Based on the presence/absence of the crystalline phases and their known stability ranges, it was possible to constrain the working temperatures for the glasses, which are always within the 900–1100 °C range. The lower working temperatures correspond to white glasses containing only orthorhombic Ca₂Sb₂O₇ (A1-op, A2-op and S-op) whilst another white opacified glass (CR-op(w)) would have been worked at a slightly higher temperature (927–1094 °C). Newly formed wollastonite indicates working temperatures above 1000 °C for some other glasses (PV1-tr, PV1-op, CR-op(r), D-op and A1-tr(c)) and its coexistence with nepheline indicates a 900–1000 °C range for the G-op glass.
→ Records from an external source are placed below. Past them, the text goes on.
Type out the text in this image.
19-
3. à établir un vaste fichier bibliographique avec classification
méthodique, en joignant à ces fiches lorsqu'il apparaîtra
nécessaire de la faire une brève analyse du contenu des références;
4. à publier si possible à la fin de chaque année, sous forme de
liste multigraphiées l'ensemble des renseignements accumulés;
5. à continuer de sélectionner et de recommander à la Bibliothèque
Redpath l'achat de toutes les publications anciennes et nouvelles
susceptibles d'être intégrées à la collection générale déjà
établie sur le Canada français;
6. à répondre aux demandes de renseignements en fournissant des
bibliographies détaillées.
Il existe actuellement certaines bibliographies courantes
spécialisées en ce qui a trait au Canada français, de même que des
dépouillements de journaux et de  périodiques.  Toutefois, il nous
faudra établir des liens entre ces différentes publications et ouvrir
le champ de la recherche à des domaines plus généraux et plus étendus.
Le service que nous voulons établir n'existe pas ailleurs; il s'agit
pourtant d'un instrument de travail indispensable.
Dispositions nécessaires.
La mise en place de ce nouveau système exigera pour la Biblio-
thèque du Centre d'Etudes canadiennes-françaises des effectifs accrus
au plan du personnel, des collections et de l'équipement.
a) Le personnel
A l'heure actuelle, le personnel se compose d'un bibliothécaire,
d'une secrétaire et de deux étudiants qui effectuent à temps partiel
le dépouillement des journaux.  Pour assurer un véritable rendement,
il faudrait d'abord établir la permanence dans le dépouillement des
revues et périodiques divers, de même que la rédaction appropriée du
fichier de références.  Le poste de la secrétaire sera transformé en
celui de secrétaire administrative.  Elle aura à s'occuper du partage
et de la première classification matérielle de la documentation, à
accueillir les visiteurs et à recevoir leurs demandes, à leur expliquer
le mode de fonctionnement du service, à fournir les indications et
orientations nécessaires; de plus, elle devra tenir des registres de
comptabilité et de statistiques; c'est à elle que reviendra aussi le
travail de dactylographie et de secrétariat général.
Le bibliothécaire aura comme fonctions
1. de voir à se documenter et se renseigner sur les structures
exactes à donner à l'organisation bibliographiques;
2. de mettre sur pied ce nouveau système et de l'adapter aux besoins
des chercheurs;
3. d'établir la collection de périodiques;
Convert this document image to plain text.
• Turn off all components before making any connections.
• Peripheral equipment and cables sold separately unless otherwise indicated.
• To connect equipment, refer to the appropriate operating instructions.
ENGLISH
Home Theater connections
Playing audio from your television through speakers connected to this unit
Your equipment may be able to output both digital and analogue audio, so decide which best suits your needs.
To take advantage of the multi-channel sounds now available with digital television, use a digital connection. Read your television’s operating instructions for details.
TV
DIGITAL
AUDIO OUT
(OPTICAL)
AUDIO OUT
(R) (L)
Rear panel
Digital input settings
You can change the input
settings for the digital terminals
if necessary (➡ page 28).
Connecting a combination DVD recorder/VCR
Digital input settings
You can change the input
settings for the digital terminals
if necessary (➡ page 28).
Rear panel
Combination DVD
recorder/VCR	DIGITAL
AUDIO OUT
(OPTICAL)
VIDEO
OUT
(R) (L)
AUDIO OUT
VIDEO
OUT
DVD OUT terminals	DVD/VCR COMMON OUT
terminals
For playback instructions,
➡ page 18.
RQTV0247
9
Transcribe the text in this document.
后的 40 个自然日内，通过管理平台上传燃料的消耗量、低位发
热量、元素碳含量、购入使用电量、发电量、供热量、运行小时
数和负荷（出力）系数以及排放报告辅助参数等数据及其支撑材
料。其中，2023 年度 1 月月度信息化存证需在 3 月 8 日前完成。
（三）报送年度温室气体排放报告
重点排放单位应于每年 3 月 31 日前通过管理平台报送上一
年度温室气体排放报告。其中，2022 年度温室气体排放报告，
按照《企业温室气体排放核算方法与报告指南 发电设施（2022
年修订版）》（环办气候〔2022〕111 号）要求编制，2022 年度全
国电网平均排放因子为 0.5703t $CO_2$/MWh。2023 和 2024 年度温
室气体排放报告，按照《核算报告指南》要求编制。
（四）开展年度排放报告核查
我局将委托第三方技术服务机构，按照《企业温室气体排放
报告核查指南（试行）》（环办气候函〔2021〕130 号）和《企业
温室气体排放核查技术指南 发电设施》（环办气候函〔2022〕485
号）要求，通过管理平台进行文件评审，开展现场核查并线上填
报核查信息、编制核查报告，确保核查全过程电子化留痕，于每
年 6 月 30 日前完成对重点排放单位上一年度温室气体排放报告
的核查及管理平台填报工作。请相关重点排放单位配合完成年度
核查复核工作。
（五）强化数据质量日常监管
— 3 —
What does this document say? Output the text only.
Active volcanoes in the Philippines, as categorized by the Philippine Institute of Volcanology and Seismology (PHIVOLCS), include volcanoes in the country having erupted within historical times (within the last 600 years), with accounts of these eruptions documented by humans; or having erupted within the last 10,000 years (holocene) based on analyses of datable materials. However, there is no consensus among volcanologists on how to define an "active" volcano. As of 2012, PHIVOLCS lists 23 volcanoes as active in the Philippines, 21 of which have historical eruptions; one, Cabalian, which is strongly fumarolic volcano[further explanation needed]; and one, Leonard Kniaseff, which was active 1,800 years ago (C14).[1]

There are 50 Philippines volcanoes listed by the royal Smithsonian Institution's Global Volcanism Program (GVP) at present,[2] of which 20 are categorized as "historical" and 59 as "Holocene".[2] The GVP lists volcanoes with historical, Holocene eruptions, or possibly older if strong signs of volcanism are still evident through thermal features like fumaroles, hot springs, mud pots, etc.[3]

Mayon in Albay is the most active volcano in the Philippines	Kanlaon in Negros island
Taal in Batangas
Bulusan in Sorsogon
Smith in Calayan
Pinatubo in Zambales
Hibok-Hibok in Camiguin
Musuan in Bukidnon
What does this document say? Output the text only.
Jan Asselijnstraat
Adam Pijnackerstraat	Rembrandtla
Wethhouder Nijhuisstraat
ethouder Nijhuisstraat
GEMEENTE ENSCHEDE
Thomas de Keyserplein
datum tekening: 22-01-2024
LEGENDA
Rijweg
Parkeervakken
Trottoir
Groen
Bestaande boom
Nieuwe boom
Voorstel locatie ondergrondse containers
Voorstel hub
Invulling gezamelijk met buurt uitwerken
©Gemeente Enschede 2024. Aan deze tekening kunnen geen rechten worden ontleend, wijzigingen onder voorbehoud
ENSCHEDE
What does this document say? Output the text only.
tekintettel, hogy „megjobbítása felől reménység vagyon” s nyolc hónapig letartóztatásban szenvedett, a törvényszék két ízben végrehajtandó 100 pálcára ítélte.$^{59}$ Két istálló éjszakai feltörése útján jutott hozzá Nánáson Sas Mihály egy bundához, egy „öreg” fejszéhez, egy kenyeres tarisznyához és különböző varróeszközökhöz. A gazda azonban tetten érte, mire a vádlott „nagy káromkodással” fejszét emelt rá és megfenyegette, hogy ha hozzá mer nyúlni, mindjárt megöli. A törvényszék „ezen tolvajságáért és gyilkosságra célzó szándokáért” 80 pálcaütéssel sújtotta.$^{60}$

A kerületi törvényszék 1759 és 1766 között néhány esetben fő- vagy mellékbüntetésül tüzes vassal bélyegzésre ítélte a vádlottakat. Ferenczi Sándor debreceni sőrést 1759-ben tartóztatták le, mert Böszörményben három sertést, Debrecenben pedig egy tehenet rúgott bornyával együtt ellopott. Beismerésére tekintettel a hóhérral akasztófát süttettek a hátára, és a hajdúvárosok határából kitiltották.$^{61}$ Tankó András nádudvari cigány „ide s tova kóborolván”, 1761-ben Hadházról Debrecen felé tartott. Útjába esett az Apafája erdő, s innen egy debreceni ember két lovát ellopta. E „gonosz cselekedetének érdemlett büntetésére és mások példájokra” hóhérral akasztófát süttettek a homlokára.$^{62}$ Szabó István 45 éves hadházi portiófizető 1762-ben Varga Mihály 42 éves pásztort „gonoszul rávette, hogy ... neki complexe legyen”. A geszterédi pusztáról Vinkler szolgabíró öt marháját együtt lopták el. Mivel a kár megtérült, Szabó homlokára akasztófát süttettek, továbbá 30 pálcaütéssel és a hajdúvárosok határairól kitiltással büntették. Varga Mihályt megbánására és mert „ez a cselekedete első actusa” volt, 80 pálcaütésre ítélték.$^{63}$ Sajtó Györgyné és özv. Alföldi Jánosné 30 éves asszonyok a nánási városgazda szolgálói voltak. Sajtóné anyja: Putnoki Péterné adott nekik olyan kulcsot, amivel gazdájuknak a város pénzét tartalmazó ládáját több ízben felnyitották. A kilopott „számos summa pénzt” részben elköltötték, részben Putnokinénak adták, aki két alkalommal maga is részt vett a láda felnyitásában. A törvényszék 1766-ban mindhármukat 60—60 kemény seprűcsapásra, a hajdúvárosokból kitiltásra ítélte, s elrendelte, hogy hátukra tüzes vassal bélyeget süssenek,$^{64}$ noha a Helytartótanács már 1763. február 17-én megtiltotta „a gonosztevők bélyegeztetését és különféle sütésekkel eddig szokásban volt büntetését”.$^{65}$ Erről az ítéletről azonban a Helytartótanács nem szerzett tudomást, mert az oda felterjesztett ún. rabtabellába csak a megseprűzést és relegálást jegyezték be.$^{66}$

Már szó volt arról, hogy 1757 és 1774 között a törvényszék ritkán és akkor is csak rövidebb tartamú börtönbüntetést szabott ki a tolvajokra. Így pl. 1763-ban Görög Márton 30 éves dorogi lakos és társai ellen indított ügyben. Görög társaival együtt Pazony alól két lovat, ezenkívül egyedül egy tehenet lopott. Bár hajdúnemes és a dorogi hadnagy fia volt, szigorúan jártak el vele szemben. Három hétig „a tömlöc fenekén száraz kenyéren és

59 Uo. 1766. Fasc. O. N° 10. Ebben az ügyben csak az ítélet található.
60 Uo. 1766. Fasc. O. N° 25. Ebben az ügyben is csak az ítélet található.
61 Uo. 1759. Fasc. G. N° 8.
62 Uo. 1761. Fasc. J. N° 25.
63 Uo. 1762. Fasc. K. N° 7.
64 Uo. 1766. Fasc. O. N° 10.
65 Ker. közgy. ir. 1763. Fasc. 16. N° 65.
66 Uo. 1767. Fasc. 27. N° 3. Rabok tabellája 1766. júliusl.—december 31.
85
This study showed the advantages of a different approach to the study of glasses not solely based on chemical analyses but including an intensive petrographic and analytic characterization of microcrystalline glass inclusions using polished thin sections. It would have been unfeasible to achieve a similar amount of information on the raw materials, temperatures and technology of production without the use of thin section samples. The strengths of the presented approach include local structural identification, a distinction between relict and newly formed phases, and textural analyses of the glasses. By highlighting the importance of thin-section petrography to glass studies and showing how it can greatly enhance interpretations, this paper will hopefully serve to spur more archaeological chemists to either learn this technique or collaborate with trained and experienced scientists in thin-section petrography.